E questa liturgia è possibile se a celebrarla siamo tutti, in forza del sacerdozio comune battesimale. Altra indicazione essenziale che a me, a noi, è venuta da don Pierino: il Concilio Vaticano II come guida ad assumere la propria responsabilità tutta intera. E perciò l’eliminazione preventiva e perenne di ogni separazione ‘castale’ tra clero e laici, la lotta contro ogni clericalismo come malattia della Chiesa e caricatura del sacerdozio ministeriale. Da allora non uso mai la parola sacerdote per indicare il presbitero: perché sacerdoti siamo tutti, battezzati e battezzate. E il sacramento dell’ordine - quello che 50 anni fa ricevette don Pierino - va perciò, nel suo quotidiano esercizio, declericalizzato. Questa, se ci pensiamo, è la principale e grande riforma cattolica indicata dal Concilio Vaticano II. E, come spesso ci ricorda papa Francesco, non è un compito che sta dietro di noi, un obiettivo già realizzato: no, c’è ancora molto da fare. Dagli anni a S. Giovanni M. Vianney ho avuto varie esperienze di parrocchie e di diocesi.

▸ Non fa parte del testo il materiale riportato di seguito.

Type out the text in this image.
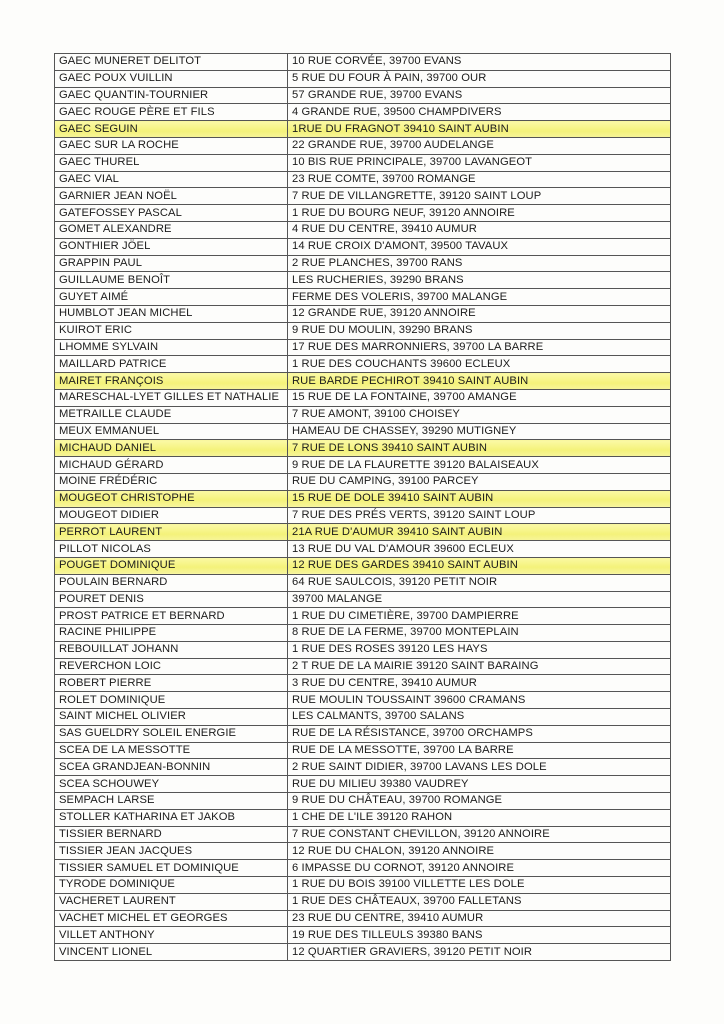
GAEC MUNERET DELITOT	10 RUE CORVÉE, 39700 EVANS
GAEC POUX VUILLIN	5 RUE DU FOUR À PAIN, 39700 OUR
GAEC QUANTIN-TOURNIER	57 GRANDE RUE, 39700 EVANS
GAEC ROUGE PÈRE ET FILS	4 GRANDE RUE, 39500 CHAMPDIVERS
GAEC SEGUIN	1RUE DU FRAGNOT 39410 SAINT AUBIN
GAEC SUR LA ROCHE	22 GRANDE RUE, 39700 AUDELANGE
GAEC THUREL	10 BIS RUE PRINCIPALE, 39700 LAVANGEOT
GAEC VIAL	23 RUE COMTE, 39700 ROMANGE
GARNIER JEAN NOËL	7 RUE DE VILLANGRETTE, 39120 SAINT LOUP
GATEFOSSEY PASCAL	1 RUE DU BOURG NEUF, 39120 ANNOIRE
GOMET ALEXANDRE	4 RUE DU CENTRE, 39410 AUMUR
GONTHIER JÖEL	14 RUE CROIX D'AMONT, 39500 TAVAUX
GRAPPIN PAUL	2 RUE PLANCHES, 39700 RANS
GUILLAUME BENOÎT	LES RUCHERIES, 39290 BRANS
GUYET AIMÉ	FERME DES VOLERIS, 39700 MALANGE
HUMBLOT JEAN MICHEL	12 GRANDE RUE, 39120 ANNOIRE
KUIROT ERIC	9 RUE DU MOULIN, 39290 BRANS
LHOMME SYLVAIN	17 RUE DES MARRONNIERS, 39700 LA BARRE
MAILLARD PATRICE	1 RUE DES COUCHANTS 39600 ECLEUX
MAIRET FRANÇOIS	RUE BARDE PECHIROT 39410 SAINT AUBIN
MARESCHAL-LYET GILLES ET NATHALIE	15 RUE DE LA FONTAINE, 39700 AMANGE
METRAILLE CLAUDE	7 RUE AMONT, 39100 CHOISEY
MEUX EMMANUEL	HAMEAU DE CHASSEY, 39290 MUTIGNEY
MICHAUD DANIEL	7 RUE DE LONS 39410 SAINT AUBIN
MICHAUD GÉRARD	9 RUE DE LA FLAURETTE 39120 BALAISEAUX
MOINE FRÉDÉRIC	RUE DU CAMPING, 39100 PARCEY
MOUGEOT CHRISTOPHE	15 RUE DE DOLE 39410 SAINT AUBIN
MOUGEOT DIDIER	7 RUE DES PRÉS VERTS, 39120 SAINT LOUP
PERROT LAURENT	21A RUE D'AUMUR 39410 SAINT AUBIN
PILLOT NICOLAS	13 RUE DU VAL D'AMOUR 39600 ECLEUX
POUGET DOMINIQUE	12 RUE DES GARDES 39410 SAINT AUBIN
POULAIN BERNARD	64 RUE SAULCOIS, 39120 PETIT NOIR
POURET DENIS	39700 MALANGE
PROST PATRICE ET BERNARD	1 RUE DU CIMETIÈRE, 39700 DAMPIERRE
RACINE PHILIPPE	8 RUE DE LA FERME, 39700 MONTEPLAIN
REBOUILLAT JOHANN	1 RUE DES ROSES 39120 LES HAYS
REVERCHON LOIC	2 T RUE DE LA MAIRIE 39120 SAINT BARAING
ROBERT PIERRE	3 RUE DU CENTRE, 39410 AUMUR
ROLET DOMINIQUE	RUE MOULIN TOUSSAINT 39600 CRAMANS
SAINT MICHEL OLIVIER	LES CALMANTS, 39700 SALANS
SAS GUELDRY SOLEIL ENERGIE	RUE DE LA RÉSISTANCE, 39700 ORCHAMPS
SCEA DE LA MESSOTTE	RUE DE LA MESSOTTE, 39700 LA BARRE
SCEA GRANDJEAN-BONNIN	2 RUE SAINT DIDIER, 39700 LAVANS LES DOLE
SCEA SCHOUWEY	RUE DU MILIEU 39380 VAUDREY
SEMPACH LARSE	9 RUE DU CHÂTEAU, 39700 ROMANGE
STOLLER KATHARINA ET JAKOB	1 CHE DE L'ILE 39120 RAHON
TISSIER BERNARD	7 RUE CONSTANT CHEVILLON, 39120 ANNOIRE
TISSIER JEAN JACQUES	12 RUE DU CHALON, 39120 ANNOIRE
TISSIER SAMUEL ET DOMINIQUE	6 IMPASSE DU CORNOT, 39120 ANNOIRE
TYRODE DOMINIQUE	1 RUE DU BOIS 39100 VILLETTE LES DOLE
VACHERET LAURENT	1 RUE DES CHÂTEAUX, 39700 FALLETANS
VACHET MICHEL ET GEORGES	23 RUE DU CENTRE, 39410 AUMUR
VILLET ANTHONY	19 RUE DES TILLEULS 39380 BANS
VINCENT LIONEL	12 QUARTIER GRAVIERS, 39120 PETIT NOIR
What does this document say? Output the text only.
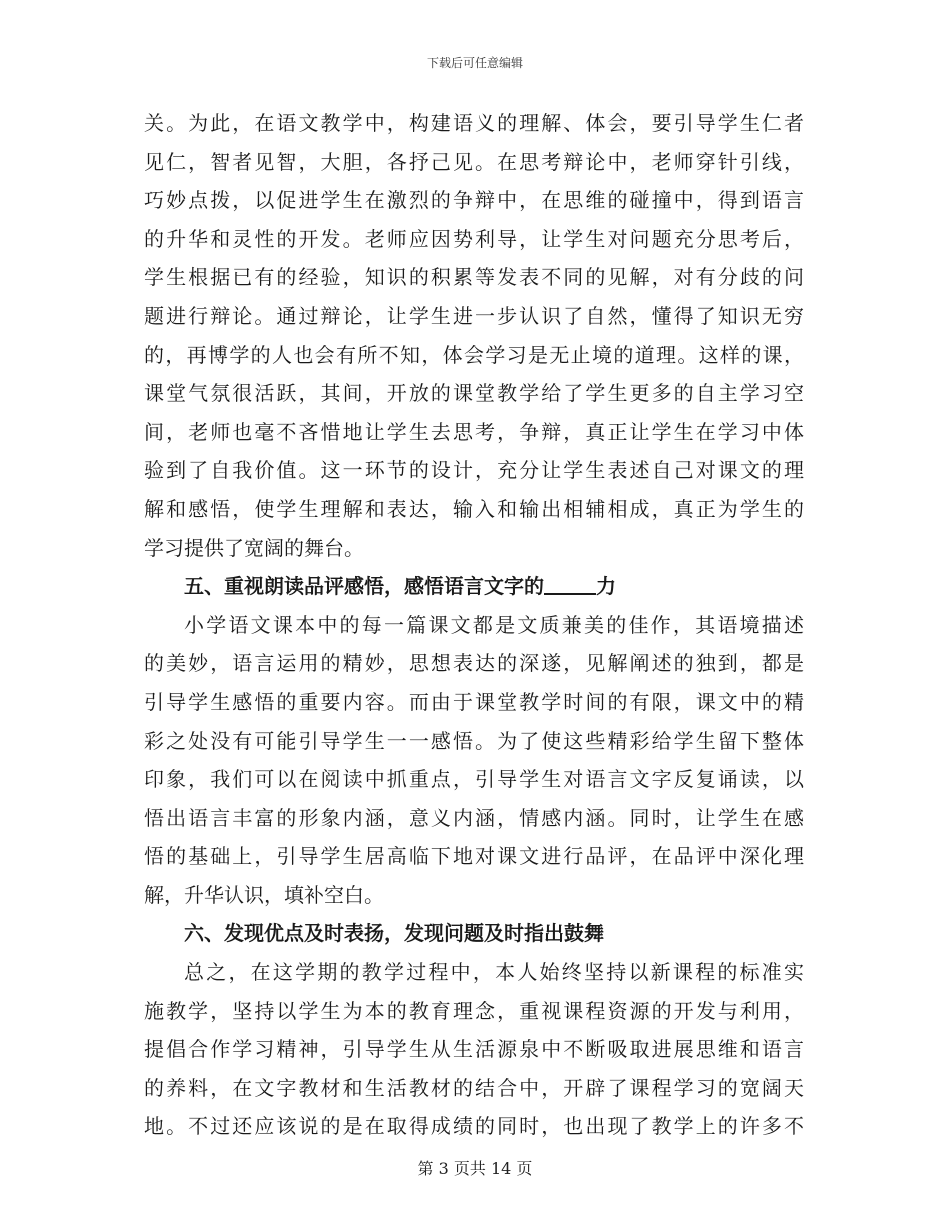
下载后可任意编辑
关。为此，在语文教学中，构建语义的理解、体会，要引导学生仁者
见仁，智者见智，大胆，各抒己见。在思考辩论中，老师穿针引线，
巧妙点拨，以促进学生在激烈的争辩中，在思维的碰撞中，得到语言
的升华和灵性的开发。老师应因势利导，让学生对问题充分思考后，
学生根据已有的经验，知识的积累等发表不同的见解，对有分歧的问
题进行辩论。通过辩论，让学生进一步认识了自然，懂得了知识无穷
的，再博学的人也会有所不知，体会学习是无止境的道理。这样的课，
课堂气氛很活跃，其间，开放的课堂教学给了学生更多的自主学习空
间，老师也毫不吝惜地让学生去思考，争辩，真正让学生在学习中体
验到了自我价值。这一环节的设计，充分让学生表述自己对课文的理
解和感悟，使学生理解和表达，输入和输出相辅相成，真正为学生的
学习提供了宽阔的舞台。
五、重视朗读品评感悟，感悟语言文字的	力
小学语文课本中的每一篇课文都是文质兼美的佳作，其语境描述
的美妙，语言运用的精妙，思想表达的深遂，见解阐述的独到，都是
引导学生感悟的重要内容。而由于课堂教学时间的有限，课文中的精
彩之处没有可能引导学生一一感悟。为了使这些精彩给学生留下整体
印象，我们可以在阅读中抓重点，引导学生对语言文字反复诵读，以
悟出语言丰富的形象内涵，意义内涵，情感内涵。同时，让学生在感
悟的基础上，引导学生居高临下地对课文进行品评，在品评中深化理
解，升华认识，填补空白。
六、发现优点及时表扬，发现问题及时指出鼓舞
总之，在这学期的教学过程中，本人始终坚持以新课程的标准实
施教学，坚持以学生为本的教育理念，重视课程资源的开发与利用，
提倡合作学习精神，引导学生从生活源泉中不断吸取进展思维和语言
的养料，在文字教材和生活教材的结合中，开辟了课程学习的宽阔天
地。不过还应该说的是在取得成绩的同时，也出现了教学上的许多不
第 3 页共 14 页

E dappertutto ho trovato che il cammino è ancora lungo. Eppure noi, giovani e allora inesperti, abbiamo vissuto un’esperienza ecclesiale, certo con tanti limiti, ma sicuramente non clericale. Pur facendo conoscenza e amicizia, tramite don Pierino e con don Pierino, di altri presbiteri: da don Vito De Grisantis a Padre Alessandro Zanotelli, da don Marcello Semeraro a don Antonio Fallico, da don Gaetanino Tornese a don Gigi Manca. Non abbiamo mai sperimentato l’autoritarismo clericale come ‘forma comunitaria’. Non abbiamo mitizzato nessun prete: neppure don Pierino. E per questo siamo stati e siamo capaci di volergli bene, in modo genuinamente umano e libero e grato. Cioè in modo cristiano. Con la riconoscenza per quello che ha fatto per noi, suoi fratelli e sorelle minori.